Lincoln’s words came out in a whisper. “I still wanted you. Even then. Even when I knew the baby might not be mine.”
“But not when you knew I’d been cheating with Joseph. Not when you thought it’d been going on for years.”
“No. Not then.”
“The problem was,” she whispered back, “you didn’t want me before. Not really.”
“I did.”
She shook her head, back to caressing the white gown. “We both made mistakes.” The blonde waves of her hair swished against her face, even now, so beautiful. “Mine were worse. Mine were unforgivable.”

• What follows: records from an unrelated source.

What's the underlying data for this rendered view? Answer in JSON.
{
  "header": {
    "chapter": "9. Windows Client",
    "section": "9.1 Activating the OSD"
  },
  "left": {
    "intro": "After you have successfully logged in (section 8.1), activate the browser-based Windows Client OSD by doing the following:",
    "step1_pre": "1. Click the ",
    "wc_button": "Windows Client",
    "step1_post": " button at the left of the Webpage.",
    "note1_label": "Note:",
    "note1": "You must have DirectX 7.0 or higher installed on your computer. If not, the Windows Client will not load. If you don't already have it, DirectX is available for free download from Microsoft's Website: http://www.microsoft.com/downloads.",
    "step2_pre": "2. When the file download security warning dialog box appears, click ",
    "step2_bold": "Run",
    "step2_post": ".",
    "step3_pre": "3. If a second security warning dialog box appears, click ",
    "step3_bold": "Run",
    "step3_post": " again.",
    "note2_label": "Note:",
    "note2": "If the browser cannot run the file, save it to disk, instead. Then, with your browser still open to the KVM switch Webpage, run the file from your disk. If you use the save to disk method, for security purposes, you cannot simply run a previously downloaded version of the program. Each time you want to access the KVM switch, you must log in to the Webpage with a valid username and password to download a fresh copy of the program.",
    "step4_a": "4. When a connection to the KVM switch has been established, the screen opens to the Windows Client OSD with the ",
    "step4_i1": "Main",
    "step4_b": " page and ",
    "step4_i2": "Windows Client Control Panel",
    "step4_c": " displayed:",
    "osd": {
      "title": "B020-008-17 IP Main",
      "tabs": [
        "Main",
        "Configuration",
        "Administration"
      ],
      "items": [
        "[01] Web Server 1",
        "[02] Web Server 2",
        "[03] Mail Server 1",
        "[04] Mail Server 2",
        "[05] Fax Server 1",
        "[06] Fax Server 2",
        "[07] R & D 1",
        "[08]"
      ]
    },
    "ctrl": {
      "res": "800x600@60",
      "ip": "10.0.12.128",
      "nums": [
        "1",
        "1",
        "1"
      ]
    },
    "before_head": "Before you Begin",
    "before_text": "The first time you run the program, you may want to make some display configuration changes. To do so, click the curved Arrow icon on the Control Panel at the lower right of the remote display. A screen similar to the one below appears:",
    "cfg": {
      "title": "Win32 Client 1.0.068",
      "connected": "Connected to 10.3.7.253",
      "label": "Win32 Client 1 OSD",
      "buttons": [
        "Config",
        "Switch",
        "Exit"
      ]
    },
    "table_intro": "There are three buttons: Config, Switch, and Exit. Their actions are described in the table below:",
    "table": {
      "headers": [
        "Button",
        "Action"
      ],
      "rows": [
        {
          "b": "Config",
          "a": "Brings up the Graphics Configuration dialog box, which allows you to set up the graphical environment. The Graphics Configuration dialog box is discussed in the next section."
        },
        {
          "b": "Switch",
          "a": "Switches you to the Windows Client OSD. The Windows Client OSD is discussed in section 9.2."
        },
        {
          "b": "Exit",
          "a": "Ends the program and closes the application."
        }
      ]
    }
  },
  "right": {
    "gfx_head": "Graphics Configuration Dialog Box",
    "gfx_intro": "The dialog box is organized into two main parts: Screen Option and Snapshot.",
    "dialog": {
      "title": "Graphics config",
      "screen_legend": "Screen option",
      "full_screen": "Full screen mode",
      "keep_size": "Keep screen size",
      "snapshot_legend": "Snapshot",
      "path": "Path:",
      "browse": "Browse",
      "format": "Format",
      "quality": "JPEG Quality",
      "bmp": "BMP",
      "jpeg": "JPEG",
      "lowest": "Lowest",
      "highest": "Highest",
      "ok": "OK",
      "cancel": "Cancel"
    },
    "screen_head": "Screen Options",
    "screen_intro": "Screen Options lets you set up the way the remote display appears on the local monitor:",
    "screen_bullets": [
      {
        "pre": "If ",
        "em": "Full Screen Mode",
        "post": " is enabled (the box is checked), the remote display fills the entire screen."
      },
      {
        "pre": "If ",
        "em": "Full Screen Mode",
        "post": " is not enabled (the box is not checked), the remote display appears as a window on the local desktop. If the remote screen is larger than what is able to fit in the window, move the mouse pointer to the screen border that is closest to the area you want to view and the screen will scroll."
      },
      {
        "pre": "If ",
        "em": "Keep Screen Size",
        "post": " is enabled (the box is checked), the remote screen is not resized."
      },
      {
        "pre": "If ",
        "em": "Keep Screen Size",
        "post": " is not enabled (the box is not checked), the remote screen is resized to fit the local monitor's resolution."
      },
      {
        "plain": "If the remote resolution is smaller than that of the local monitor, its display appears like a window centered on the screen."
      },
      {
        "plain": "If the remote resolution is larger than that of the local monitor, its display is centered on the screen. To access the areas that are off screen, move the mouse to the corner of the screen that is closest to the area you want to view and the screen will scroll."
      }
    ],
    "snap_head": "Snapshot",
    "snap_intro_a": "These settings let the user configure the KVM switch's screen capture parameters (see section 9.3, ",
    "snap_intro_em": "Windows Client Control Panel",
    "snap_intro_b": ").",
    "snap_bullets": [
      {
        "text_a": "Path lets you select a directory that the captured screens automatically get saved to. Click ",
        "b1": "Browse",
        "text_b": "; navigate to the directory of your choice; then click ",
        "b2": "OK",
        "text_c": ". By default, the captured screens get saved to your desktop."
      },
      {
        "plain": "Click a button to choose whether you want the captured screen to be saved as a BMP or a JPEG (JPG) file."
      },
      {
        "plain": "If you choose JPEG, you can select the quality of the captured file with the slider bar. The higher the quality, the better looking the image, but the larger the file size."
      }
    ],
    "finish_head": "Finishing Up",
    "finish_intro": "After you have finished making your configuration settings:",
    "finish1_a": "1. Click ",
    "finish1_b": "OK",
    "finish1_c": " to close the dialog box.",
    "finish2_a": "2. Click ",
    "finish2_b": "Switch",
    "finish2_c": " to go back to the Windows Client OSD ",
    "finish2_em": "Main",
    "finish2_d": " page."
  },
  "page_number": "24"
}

Were they? Lincoln stared at her, at the blue eyes he’d once seen his future in. He couldn’t deny it, he’d taken her for granted. He’d put work first. If he was honest, and it hurt to be honest, at times he had treated her like an accessory, just as she said. He’d betrayed her too. He could see it now—flashes of Lucy, glammed up and smiling as she presented him with Cirque du Soleil tickets for the anniversary date he’d forgotten about due to an important meeting. Lucy sidling up to him on the couch as he sat, laptop in front of him, her hand on his thigh, moving higher, higher, and him pushing it away. Not now, Darling, I have to work. Lucy, time and again, suggesting a walk, a dinner, a play, and him saying no. He’d told himself he’d been doing it for them, for her, and he’d believed it.
Lincoln’s throat tightened. I’m sorry, he tried to say, but the words wouldn’t come.
“Anyway,” Lucy let out the slightest smile, “looks like I’m getting my just rewards.”
Lincoln’s eyebrows raised.
“Joseph is furious.”
They furrowed.
Lucy circled her belly once more, the gown trailing from her fingers. “He says he’ll be there for the baby. Support it. Support me, even if I don’t want to work. Even if I want to stay home with the child. But he called off the wedding.”
Lincoln stepped forward. “What?”
“Maybe not forever. But for now, I guess. Your Dad dying, that’s taken its toll on him, I could see that. I think it’s reminded him how important family is. How important you are. He couldn’t believe I lied. Said he couldn’t even look at me the same. He didn’t accept my explanation that, in a way, you cheated on me first.”
She shook her head. “He said everything we have is based on a lie. And at this point in his life, he can’t have that. He needs something true. Real. He needs family.”
She bit her lip, and an image of Kali flashed through Lincoln’s mind.
“But this baby’s family too. And me now, kind of.” She shook her head once more. “Anyway, I just ... I’ve been wanting to say I’m sorry. For it all.” Her eyes glazed over; she blinked rapidly and held a finger under one eye.
Lincoln stepped toward her, confused and disturbed at the urge to take her in his arms, offer comfort.
She wasn’t a monster. Neither was he. “I’m sorry too.”
“What?” Her eyes widened.
“For not seeing you. For letting you feel alone. Unwanted.”
“No.” She waved a hand between them. “No. That’s not why ... that’s not what ...”
“I’m sorry, Lucy.” He rested a hand on her shoulder, the touch shocking them both. “I hold fault too.”
A tiny sob escaped as she looked up at him.
“We all lie sometimes. I think I was lying to myself.”
Her perfect brows furrowed.
“Blaming it all on you. Feeling like a victim.” Lincoln took a deep breath. “I’m not sure I can say I hope you and Joseph figure it out, but I want to be able to say that.” Lincoln hesitated. “Do you love him?”
She nodded.
Lincoln nodded back. “I should go.”
Lucy’s mouth opened and hung there, no sound coming out. Lincoln left the room and made his way to the noise of the crowd, feeling as if his world had inverted.
If he could forgive Lucy that, and he could. If he could forgive himself, how could he not forgive Kali?